Drame de Womey : les 9 victimes identifiées

Dans son adresse à la nation, suite au drame de Womey, le Premier ministre avait fait savoir que si certains membres de la délégation administrative de N’zérékoré ont pu rejoindre le chef-lieu de la région, neuf (9) membres de ladite délégation étaient, jusqu’à la date du 18 septembre, portés disparus. C’est une mission de recherche, conduite par le Procureur de la République accompagné d’un médecin légiste, qui a finalement permis de localiser et de retrouver les personnes qui manquaient à l’appel.

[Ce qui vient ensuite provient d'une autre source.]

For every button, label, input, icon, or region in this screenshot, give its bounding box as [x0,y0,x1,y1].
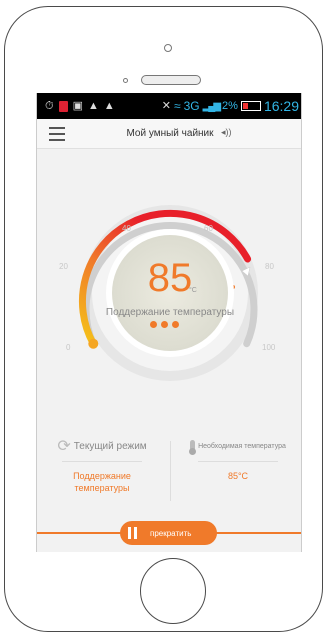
page-title: Мой умный чайник [126,128,214,139]
current-mode-value-line1: Поддержание [73,471,131,481]
refresh-icon: ⟳ [57,438,71,455]
front-camera [164,44,172,52]
scale-label-100: 100 [262,343,276,352]
stop-bar: прекратить [37,518,301,548]
warning-icon-2: ▲ [103,99,115,112]
dial-mode-label: Поддержание температуры [105,307,235,318]
current-mode-value-line2: температуры [74,483,130,493]
earpiece-speaker [141,75,201,85]
divider [198,461,278,462]
dial-start-cap [88,338,99,349]
app-header: Мой умный чайник ◂)) [37,119,301,149]
signal-icon: ▂▄▆ [202,100,222,112]
stop-bar-line-left [37,532,121,534]
pause-icon [128,527,138,539]
mode-info-panel: ⟳ Текущий режим Поддержание температуры … [37,429,301,514]
home-button[interactable] [140,558,206,624]
clock: 16:29 [263,98,299,114]
loading-dots-icon [150,321,179,328]
scale-label-40: 40 [122,224,131,233]
stop-bar-line-right [216,532,301,534]
target-temperature-value: 85°C [227,471,249,481]
scale-label-0: 0 [66,343,71,352]
scale-label-60: 60 [204,224,213,233]
current-mode-label: Текущий режим [73,440,147,452]
battery-icon [240,101,261,111]
app-screen: ⏱ ▣ ▲ ▲ ✕ ≈ 3G ▂▄▆ 2% 16:29 Мой умный ча… [36,93,302,552]
temperature-dial[interactable]: 0 20 40 60 80 100 85 °C Поддержание темп… [37,149,301,399]
divider [62,461,142,462]
sound-waves-icon: ◂)) [221,127,232,137]
stop-button[interactable]: прекратить [120,521,217,545]
image-icon: ▣ [72,99,83,112]
stop-button-label: прекратить [150,529,192,538]
current-temperature: 85 [147,256,193,300]
proximity-sensor [123,78,128,83]
warning-icon: ▲ [88,99,99,112]
app-notification-icon [58,100,68,112]
status-bar: ⏱ ▣ ▲ ▲ ✕ ≈ 3G ▂▄▆ 2% 16:29 [37,93,301,119]
vertical-divider [170,441,171,501]
target-temperature-label: Необходимая температура [198,442,286,450]
alarm-icon: ⏱ [45,99,54,112]
thermometer-icon [189,439,197,455]
network-type: 3G [183,99,200,113]
wifi-icon: ≈ [173,99,181,113]
target-temperature-section[interactable]: Необходимая температура 85°C [173,437,301,482]
battery-percent: 2% [222,100,238,112]
mute-icon: ✕ [161,99,171,112]
temperature-unit: °C [189,287,197,294]
current-mode-section: ⟳ Текущий режим Поддержание температуры [37,437,167,494]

Malheureusement, dans un état non souhaité. Car, elles avaient été tuées et jetées dans une fosse commune. Des témoins affirmeront qu’il s’agit d’une fosse septique. Et selon le Ministre de la Communication, membre de la délégation gouvernementale qui a fait le déplacement de Womey, leurs corps « portent des traces de machettes ». Après avoir exhumé les corps, ils ont été transportés à l’hôpital régional de N’zérékoré où il a été procédé à leur identification.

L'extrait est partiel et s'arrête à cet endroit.